Check validation progress

Since certificate validation can take some time, use the Makefile check-validation target to get the latest validation status:

# Fetch latest validation status from Akamai (forces validation resource recreation)
make check-validation

Note: Standard terraform refresh doesn't work for the validation resource because it doesn't update when enrollment_id and sans remain unchanged. The make check-validation target uses -replace to force recreation, which queries the CPS API for current status.

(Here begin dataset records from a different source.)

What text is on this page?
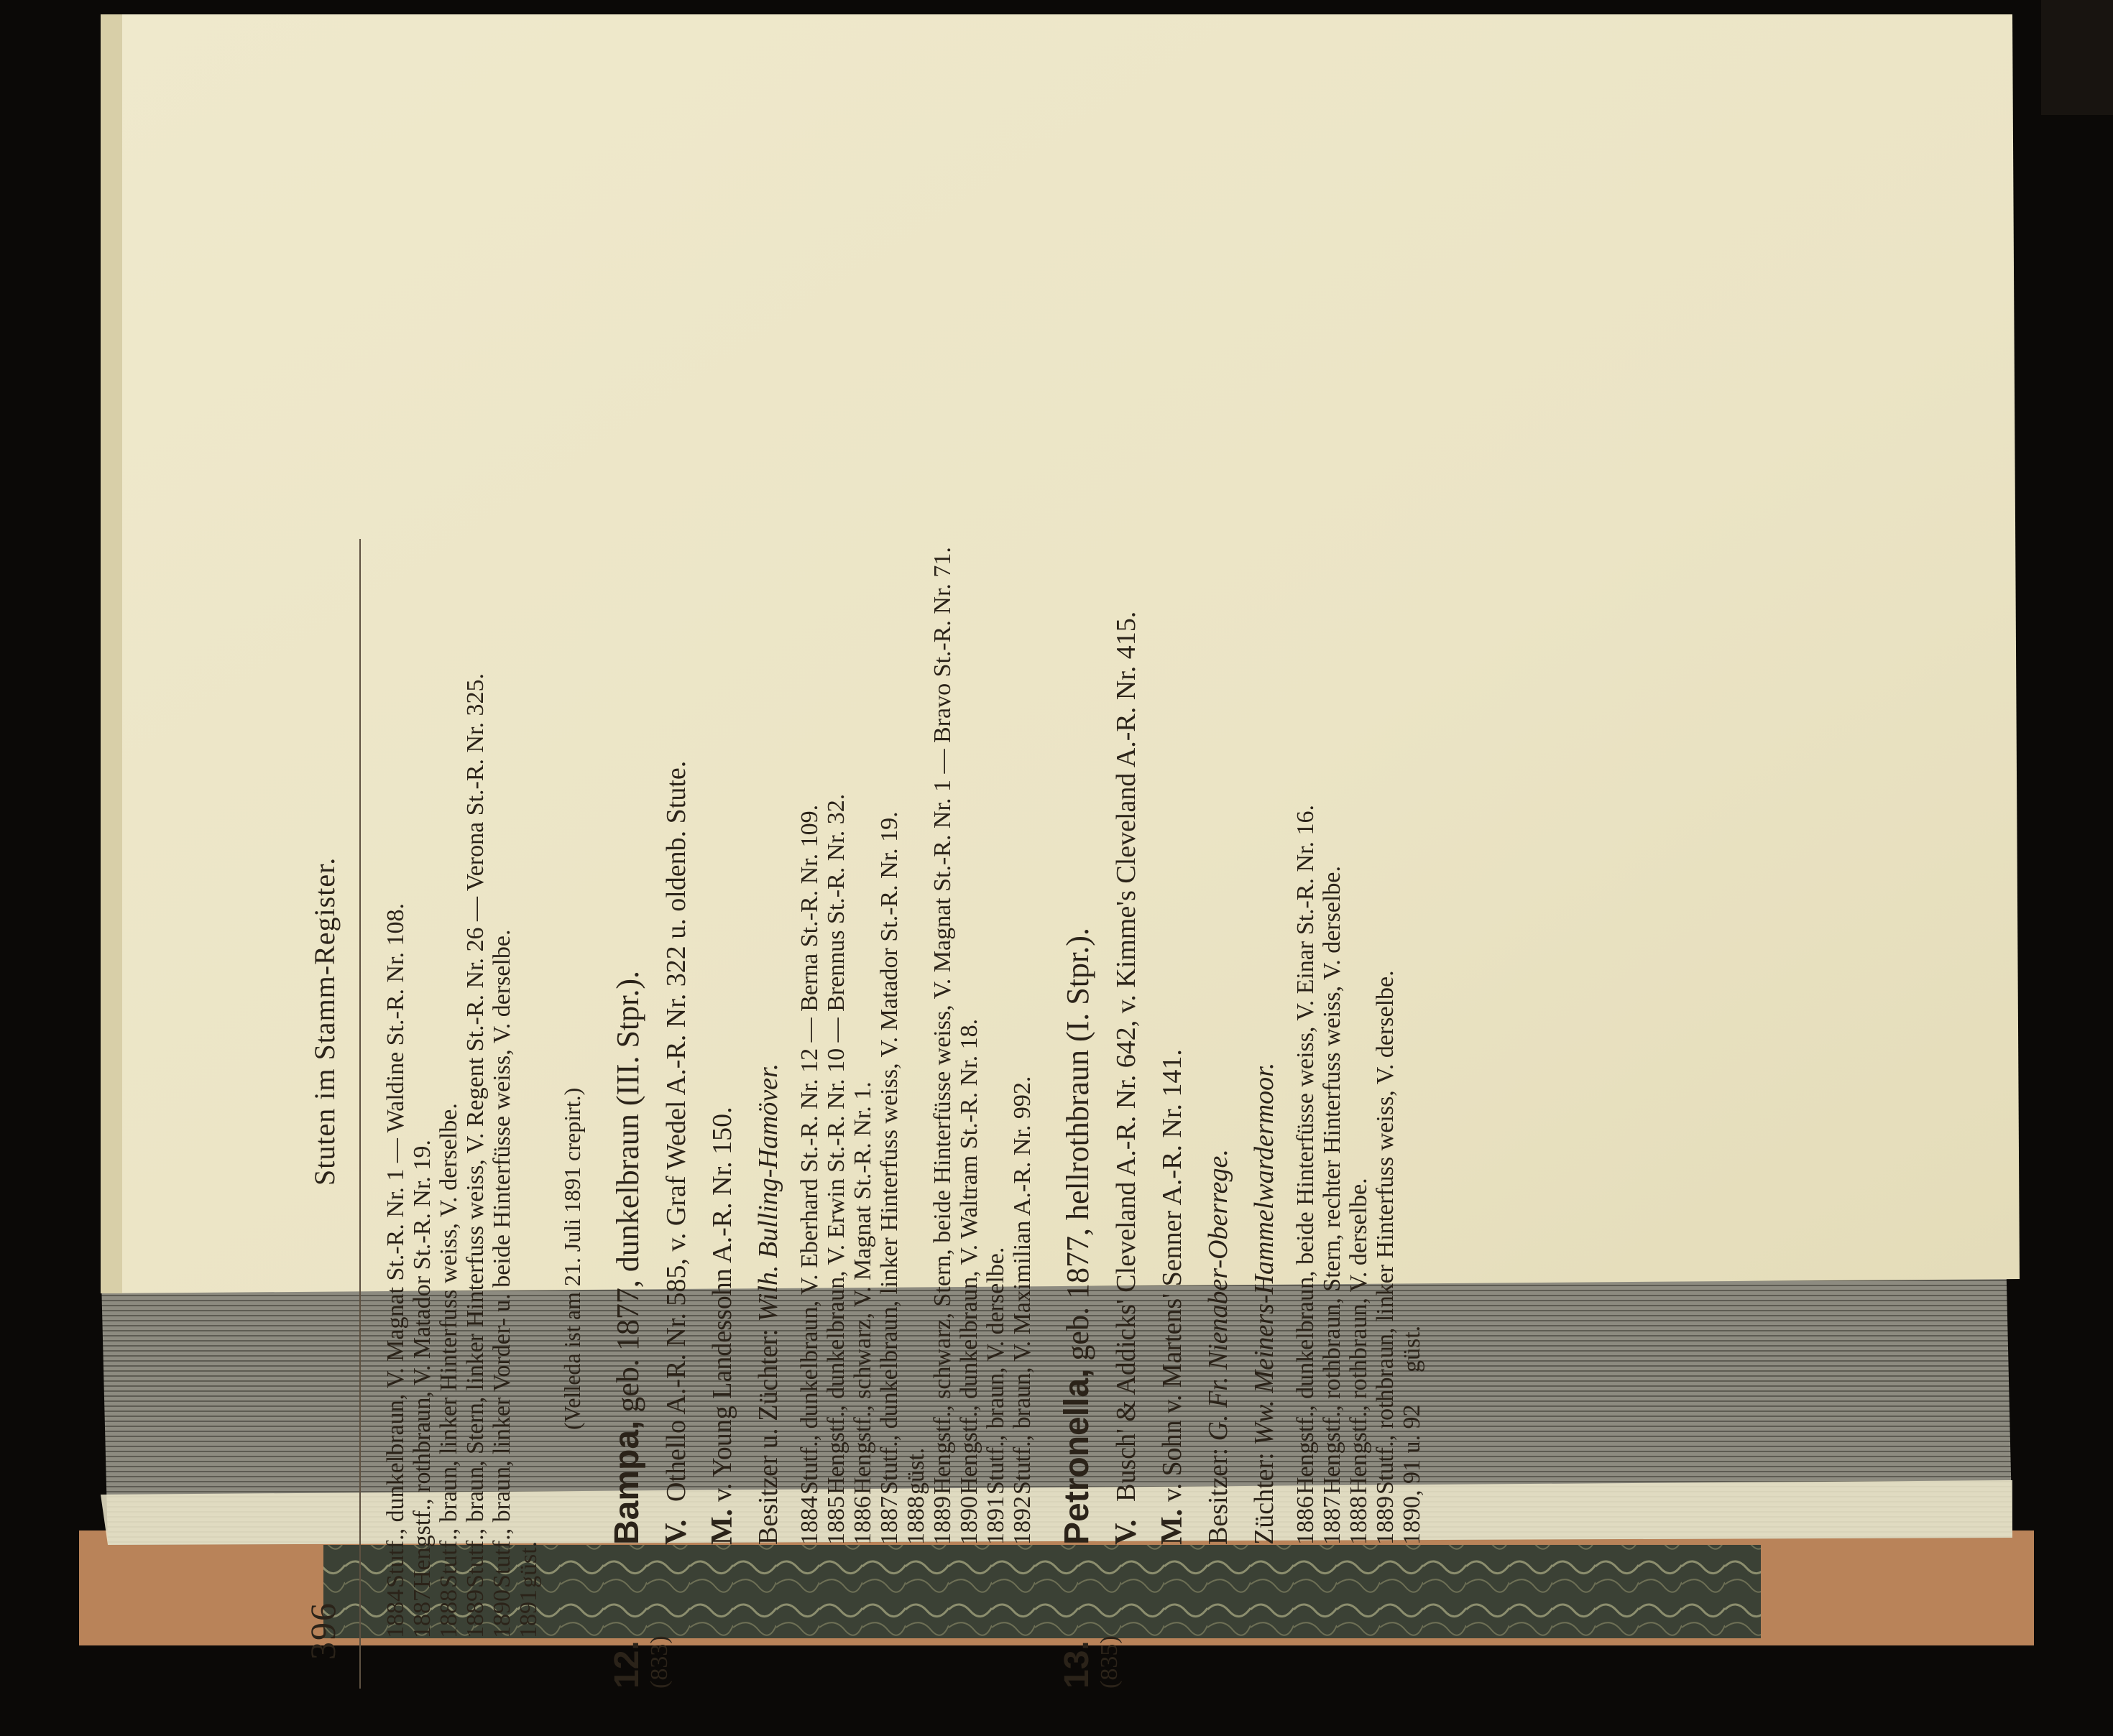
396
Stuten im Stamm-Register.
1884
Stutf., dunkelbraun, V. Magnat St.-R. Nr. 1 — Waldine St.-R. Nr. 108.
1887
Hengstf., rothbraun, V. Matador St.-R. Nr. 19.
1888
Stutf., braun, linker Hinterfuss weiss, V. derselbe.
1889
Stutf., braun, Stern, linker Hinterfuss weiss, V. Regent St.-R. Nr. 26 — Verona St.-R. Nr. 325.
1890
Stutf., braun, linker Vorder- u. beide Hinterfüsse weiss, V. derselbe.
1891
güst.
(Velleda ist am 21. Juli 1891 crepirt.)
12. (833)
Bampa, geb. 1877, dunkelbraun (III. Stpr.).
V.
Othello A.-R. Nr. 585, v. Graf Wedel A.-R. Nr. 322 u. oldenb. Stute.
M.
v. Young Landessohn A.-R. Nr. 150. Besitzer u. Züchter: Wilh. Bulling-Hamöver.
1884
Stutf., dunkelbraun, V. Eberhard St.-R. Nr. 12 — Berna St.-R. Nr. 109.
1885
Hengstf., dunkelbraun, V. Erwin St.-R. Nr. 10 — Brennus St.-R. Nr. 32.
1886
Hengstf., schwarz, V. Magnat St.-R. Nr. 1.
1887
Stutf., dunkelbraun, linker Hinterfuss weiss, V. Matador St.-R. Nr. 19.
1888
güst.
1889
Hengstf., schwarz, Stern, beide Hinterfüsse weiss, V. Magnat St.-R. Nr. 1 — Bravo St.-R. Nr. 71.
1890
Hengstf., dunkelbraun, V. Waltram St.-R. Nr. 18.
1891
Stutf., braun, V. derselbe.
1892
Stutf., braun, V. Maximilian A.-R. Nr. 992.
13. (835)
Petronella, geb. 1877, hellrothbraun (I. Stpr.).
V.
Busch' & Addicks' Cleveland A.-R. Nr. 642, v. Kimme's Cleveland A.-R. Nr. 415.
M.
v. Sohn v. Martens' Senner A.-R. Nr. 141. Besitzer: G. Fr. Nienaber-Oberrege.
Züchter: Ww. Meiners-Hammelwardermoor.
1886
Hengstf., dunkelbraun, beide Hinterfüsse weiss, V. Einar St.-R. Nr. 16.
1887
Hengstf., rothbraun, Stern, rechter Hinterfuss weiss, V. derselbe.
1888
Hengstf., rothbraun, V. derselbe.
1889
Stutf., rothbraun, linker Hinterfuss weiss, V. derselbe. 1890, 91 u. 92
güst.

The validation_status output shows the current state of each certificate:

• coordinate-domain-validation: Initial state, CPS is coordinating with Let's Encrypt
• wait-upload-third-party: Waiting for Let's Encrypt to issue the certificate
• wait-deploy-to-staging: Certificate issued, deploying to Akamai staging
• wait-deploy-to-prod: Deploying to production network
• complete: Certificate fully deployed and active

Monitoring & Verification

• Confirm TXT records propagate:

dig +short TXT _acme-challenge.prod.example.com @8.8.8.8

• Check validation status regularly:

make check-validation

• Watch validation progress in Akamai Control Center → CPS.

Troubleshooting

• DV validation fails (DNS not propagated):
  • Increase dns_propagation_wait in dns/terraform.tfvars (e.g., "180s" or "3m").
  • DNS propagation times vary by geography and DNS provider. The default 120s may be insufficient for global propagation.
  • Verify TXT records are visible: dig +short TXT _acme-challenge.yourdomain.com @8.8.8.8
• "Invalid value for a zone name" errors:
  • Ensure custom_zones includes delegated subzones that host the record.
  • Otherwise the fallback uses last two labels (apex zone).
• Null value for TXT record target:
  • Happens if response_body isn't present yet; we filter nulls so those entries don't create records.
  • Re-run after enrollment reports dns_challenges.
• CPS 409 errors (parallel enrollments):
  • Keep sequential module calls and avoid parallel creation.
• CPS 409 errors (CN already active on another enrollment):
  • CPS returns 409 if the common name (or a SAN) is already active on a different enrollment. Reuse the existing enrollment or remove/retire the conflicting certificate before creating a new one with the same CN/SAN.
• CPS 409 errors (Cannot cancel pending change.)
  • You can't update a certificate if it's in the process of being activated on Akamai staging or production.
• Masked values (...) in plans:
  • The provider sometimes redacts strings in plan; rely on apply and console verification (terraform console).

Notes

• The Akamai Terraform provider for DV enrollments does not expose a distinct "certificate ID" for Let’s Encrypt DV certs. Use the enrollment ID to reference the certificate in CPS.
• After DV approval, CPS clears dns_challenges. Terraform then removes TXT records on the next plan/apply.
• Validation time varies (~30–90 minutes) including deployment to production.

Frequently Asked Questions

• Can I run all three enrollments in parallel? No; CPS limits you to one at a time. The project enforces sequential creation.
• Do I need HTTP validation? DNS validation via TXT records is sufficient. CPS may also provide HTTP challenges; this config focuses on DNS.
• Where do I see the certificate? Use the enrollment ID in CPS UI, or query CPS APIs; Terraform tracks enrollments/validation but doesn't expose a separate certificate ID for DV.
• How do I enable mTLS? Create a CA set in Akamai Trust Store, then add mtls_ca_set_name = "your-ca-set-name" to your enrollment. Set to null to disable mTLS.
• Can different environments use different CA sets? Yes, each enrollment can specify its own mtls_ca_set_name or use null for no mTLS.
• Does this project create the CA set? No, the CA set must already exist in your Akamai account. This configuration only references existing CA sets.

---

This setup aims to be resilient, explicit, and compliant with CPS constraints while keeping DNS automation straightforward and auditable.